Omelia della V Domenica di Pasqua Ivrea, Cattedrale, 10 Maggio 2020

10-05-2020

Carissimi Fratelli e Sorelle, Sia lodato Gesù Cristo!

«A tutti i credenti in Cristo dona, o Padre, la vera libertà e l’eredità eterna» prega oggi la Chiesa in questa domenica V di Pasqua in cui nel Vangelo tornano a risuonare le parole di Gesù agli Apostoli nell’Ultima Cena: «Non sia turbato il vostro cuore. Abbiate fede in me».

Il turbamento del cuore intacca la libertà, e una libertà malata rende precario il cammino verso l’eredità eterna, che è in atto già ora, nei fragili giorni della nostra esistenza terrena, e che  sarà piena e definitiva nell’Aldilà.

Libertà è essere – meglio: è crescere, diventare – veri uomini, vere donne nella comunione con Cristo.

Nella II Lettura della Messa, parlando della costruzione di «un edificio spirituale» fondato sulla «pietra viva che è Gesù Cristo», san Pietro fa eco alla Parola di Gesù: «Chi crede in me compirà le opere che io compio e ne compirà di più grandi, perché io vado al Padre».

Le opere più grandi sono la vita dei Santi: i Santi di tutte le epoche e di tutte le condizioni, canonizzati o no. E’ per questo che la Didaké, composta negli stessi anni in cui il Nuovo Testamento stava venendo alla luce, afferma: «Contemplate ogni giorno il volto dei santi, ricercate ogni giorno la loro compagnìa». I Santi sono lo specchio che meglio riflette il Volto di Cristo, la Sua presenza nella storia… «In essi e con essi – diceva il beato Charles de Foucault –  contempliamo Colui la cui contemplazione ha riempito la loro vita» , e san Francesco di Sales diceva: «Tra il Vangelo e le vite dei Santi non passa maggiore differenza di quella che passa tra una musica scritta e una musica cantata».
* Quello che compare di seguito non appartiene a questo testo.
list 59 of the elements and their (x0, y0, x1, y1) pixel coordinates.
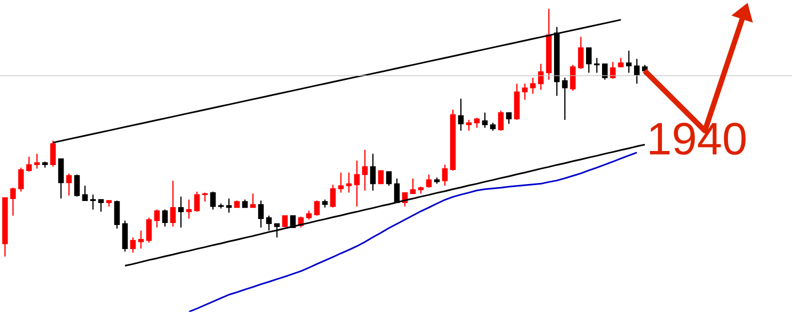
candlestick (362, 149, 368, 192)
text: 1940 (650, 122, 746, 155)
candlestick (178, 196, 184, 228)
candlestick (258, 200, 264, 228)
candlestick (250, 193, 256, 208)
candlestick (498, 110, 504, 132)
candlestick (266, 215, 272, 232)
candlestick (10, 187, 16, 216)
candlestick (626, 50, 632, 74)
candlestick (338, 172, 344, 194)
candlestick (18, 167, 24, 192)
candlestick (578, 36, 584, 70)
candlestick (370, 153, 376, 192)
candlestick (410, 178, 416, 194)
candlestick (226, 198, 232, 214)
candlestick (394, 178, 400, 204)
candlestick (482, 112, 488, 128)
candlestick (74, 174, 80, 198)
candlestick (570, 64, 576, 92)
candlestick (34, 153, 40, 170)
candlestick (98, 199, 104, 212)
candlestick (114, 200, 120, 230)
candlestick (386, 171, 392, 186)
candlestick (82, 185, 88, 202)
candlestick (426, 174, 432, 188)
candlestick (138, 230, 144, 250)
candlestick (186, 199, 192, 220)
candlestick (170, 180, 176, 228)
candlestick (458, 98, 464, 132)
candlestick (330, 184, 336, 208)
candlestick (26, 156, 32, 172)
candlestick (314, 200, 320, 216)
candlestick (634, 58, 640, 84)
candlestick (274, 223, 280, 238)
candlestick (194, 191, 200, 212)
candlestick (146, 217, 152, 244)
candlestick (154, 209, 160, 228)
candlestick (90, 194, 96, 210)
candlestick (522, 83, 528, 100)
candlestick (506, 112, 512, 124)
candlestick (290, 215, 296, 228)
candlestick (346, 172, 352, 194)
candlestick (354, 160, 360, 208)
candlestick (210, 191, 216, 210)
candlestick (378, 170, 384, 184)
candlestick (538, 63, 544, 91)
candlestick (610, 61, 616, 80)
candlestick (602, 63, 608, 80)
candlestick (562, 77, 568, 121)
candlestick (162, 209, 168, 228)
candlestick (474, 117, 480, 128)
candlestick (466, 119, 472, 132)
candlestick (130, 236, 136, 254)
candlestick (282, 215, 288, 228)
candlestick (586, 47, 592, 74)
candlestick (530, 77, 536, 95)
candlestick (442, 164, 448, 186)
candlestick (50, 140, 56, 168)
candlestick (66, 173, 72, 196)
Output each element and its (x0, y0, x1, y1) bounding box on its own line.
I Santi risplendono ai nostri occhi come testimoni dell’opera che la Grazia divina realizza in chi si lascia davvero coinvolgere nella storia d’Amore che è la storia della Salvezza.

Essi ci ricordano che al cammino della santità tutti siamo chiamati in virtù del Battesimo; che la salvezza è opera del Signore che sollecita e sostiene la parte che spetta a noi: il riconoscimento dei nostri limiti e dei nostri peccati, il desiderio e la volontà di cambiamento, l’impegno di aderire a Colui che è «la Via, la Verità e la Vita», l’accoglienza del Suo perdono che sempre ci chiede la decisione di orientare diversamente la nostra libertà.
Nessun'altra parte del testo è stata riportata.